Também vale destacar as duras críticas que Cidinha da Silva faz sobre as imposições racistas na sociedade – como, por exemplo, em Cenas da Colônia Africana em Porto Alegre – As lavadeiras e O cabelo dos meninos pretos. Esse último texto, especialmente, traz uma reflexão sobre como um esporte consagrado por atletas negros, apropriado pela branquitude posteriormente, tenta esconder a todo custo a negritude que faz parte dele. Além disso, também existem críticas contundentes no que tange ao modo como somos representados na literatura. Em Histórias da Vó Dita, a narradora faz uma revisitação às narrativas lidas durante a sua infância e nota aquilo que nós também constatamos ao fazer isso: a ausência de representação negra nas narrativas infantis. E quando não há ausência, há uma conveniência social na inserção de personagens negros nas estórias. Dessa crônica, fica reflexão sobre o que rege a ausência e a conveniência das representações negras, pensando na cultura como elemento importante para formação sociocultural dos indivíduos. Associado a essa temática, Espólio também trabalha com essas questões, principalmente, pensando numa tendência da branquitude de transformar a dor da pobreza que assola a população negra em poesia. Entretanto, há nesse texto uma resposta brilhante a esse racismo literário.

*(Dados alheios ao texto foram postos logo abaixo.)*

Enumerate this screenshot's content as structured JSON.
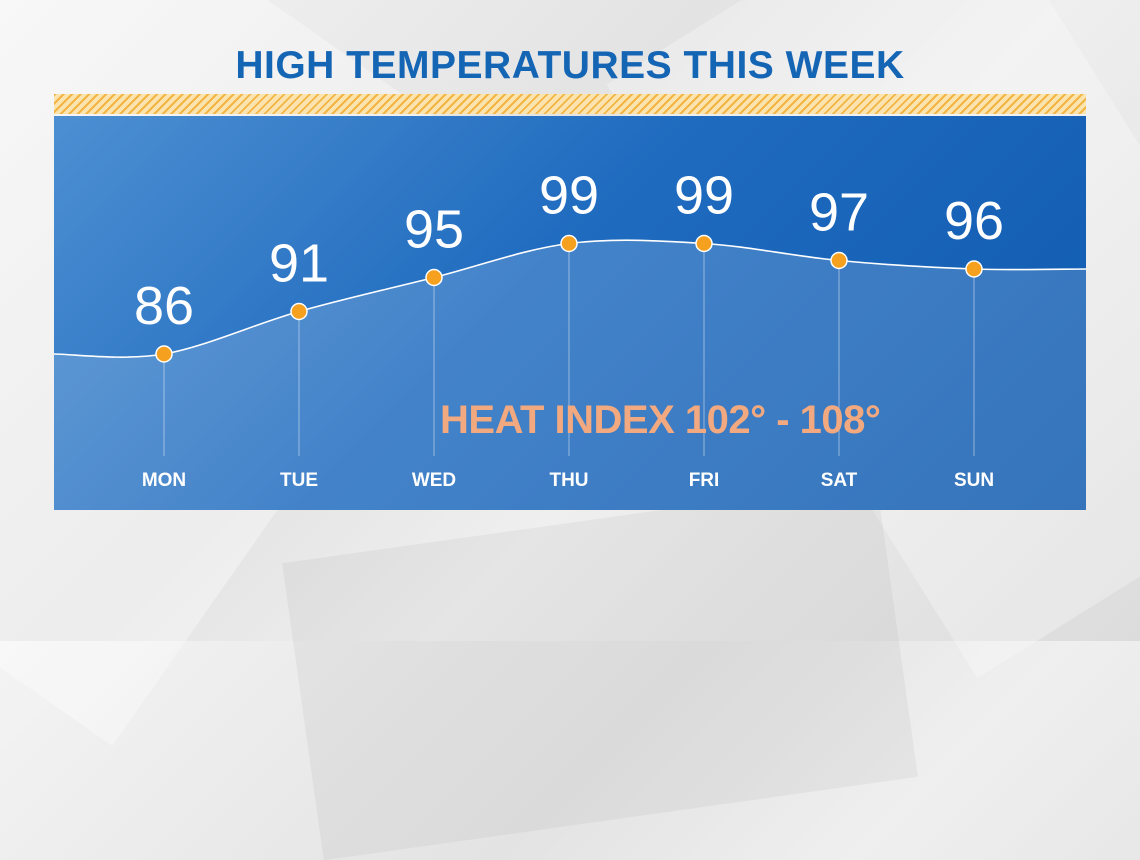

Antes de terminar esta resenha, acho importante também comentar sobre as crônicas que nos afastam dos estereótipos e nos humanizam. A afetividade negra expressa através do desejo de amor, em Vermelhor, e da paternidade, em Me oriente, rapaz!, são pontos chaves para esse processo de humanização. A construção e a difusão de saberes importantes que estão fora dos moldes elitistas da academia, caso de Honoris Causa. Também há uma valorização da beleza que reside na imaterialidade, como em Fiz minhas velhinhas ao mar. Outro ponto forte é a representação da mulher negra na arte, afastando-a da corriqueira objetificação, no caso de Luli Arrancatelha: modelo, manequim e funkeira. E não há como não cantarolar o pastiche A capa do mundo é nossa, poema-crônica de exaltação à beleza da atriz Lupita Nyong’o, eleita a mulher mais bonita do mundo em 2017:

Lupita sambará miudinho/ na cara da sociedade racista/ mais do que uma bela passista/ terá a elegância e a altivez de uma porta-bandeira

Embora todo o potencial do livro de Cidinha da Silva não tenha sido explorado nesta resenha, ele evidencia a profundidade e a qualidade da sua produção literária. Portanto, trata-se de uma leitura muito recomendável, especialmente porque essa coleção de melhores crônicas traz textos de livros que não foram reimpressos. Além disso, essa compilação é uma obra que nos inspira vários movimentos de começos: pra começar a ler mais autoras negras, pra começar a nos reaproximar daquilo que já fomos, pra começar a ressignificar nossas lutas e pra começar a enxergar poesia no cotidiano.